Lettramilie, en un seul mot, c’est Mari Charmant qui l’a concaténé… mais le pote à Milie, quand il l’a appris, s’est bien marré et a repris l’expression de son côté – lettraléane, en un seul mot.
Lettramilie, pour la pratiquer, requiert une soirée. Entière, dans le calme. Sans concession, ni à Mari Charmant, ni aux gamines, ni au boulot, ni au téléphone. Process non interruptible, haute priorité. Do NOT disturb.
Lettramilie, c’est 3 feuilles A4, donc 6 pages, avec des mots serrés pour en mettre plus dans les 20g max de l’afranchissement lettre standard. Un plaisir à l’ancienne, que les jeunes générations qui ont connu l’email au biberon et le SMS à l’école primaire ne peuvent pas comprendre…
La première Lettramilie, c’était en juin 1989. Elle m’avait écrit pour me parler de Tien an Men, qui la bouleversait en comparaison avec sa petite vie tranquille de lycéenne entre écrit et oral du bac. Et je lui avais répondu combien je partageais ce sentiment d’impuissance et ces questionnements sur ma place dans ce drôle de monde… enfin je crois…
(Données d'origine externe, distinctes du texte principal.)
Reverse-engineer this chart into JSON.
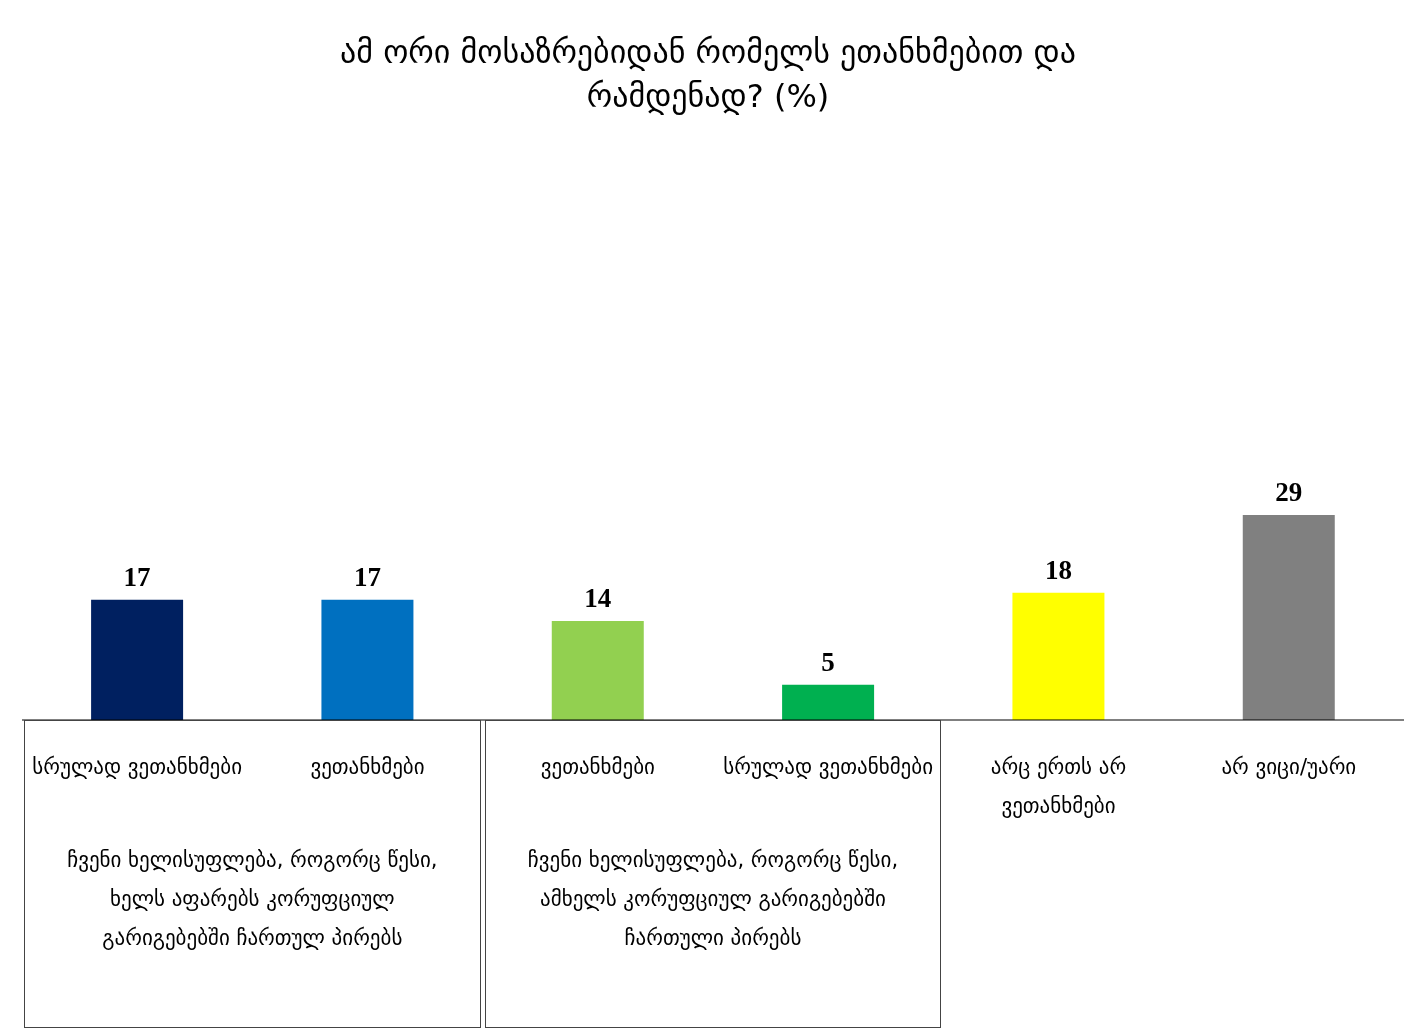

Du coup, des Lettramilie, il y en a eu plein d’autres, 2 ou 3 par mois les premières années, alors que nous vivions l’enthousiasme de nos vies étudiantes, nos premiers amours, l’affermissement de nos valeurs, nos questions devant les drames de l’actualité… alors que d’autres amitiés se faisaient, se défaisaient ou se poursuivaient.
Mes Lettramilie l’ont accompagnée quand elle a voyagé, un peu galéré, fait le choix de devenir fonctionnaire sans enthousiasme mais assurée de rester dans le pays magnifique de notre enfance, entre landes et vieux grééments, avec son pote magnifique à l’allure de jeune barde, plein de rêves et de chansons, puis lorsqu’elle a porté ses filles, jusque dans sa vie actuelle de jeune maman débordée où elle garde contre vents et marrées de la place pour des lectures, des émerveillements et des doutes que j’ai régulièrement la joie de découvrir dans ses Lettraléane, et de commenter en retour dans mes Lettramilie…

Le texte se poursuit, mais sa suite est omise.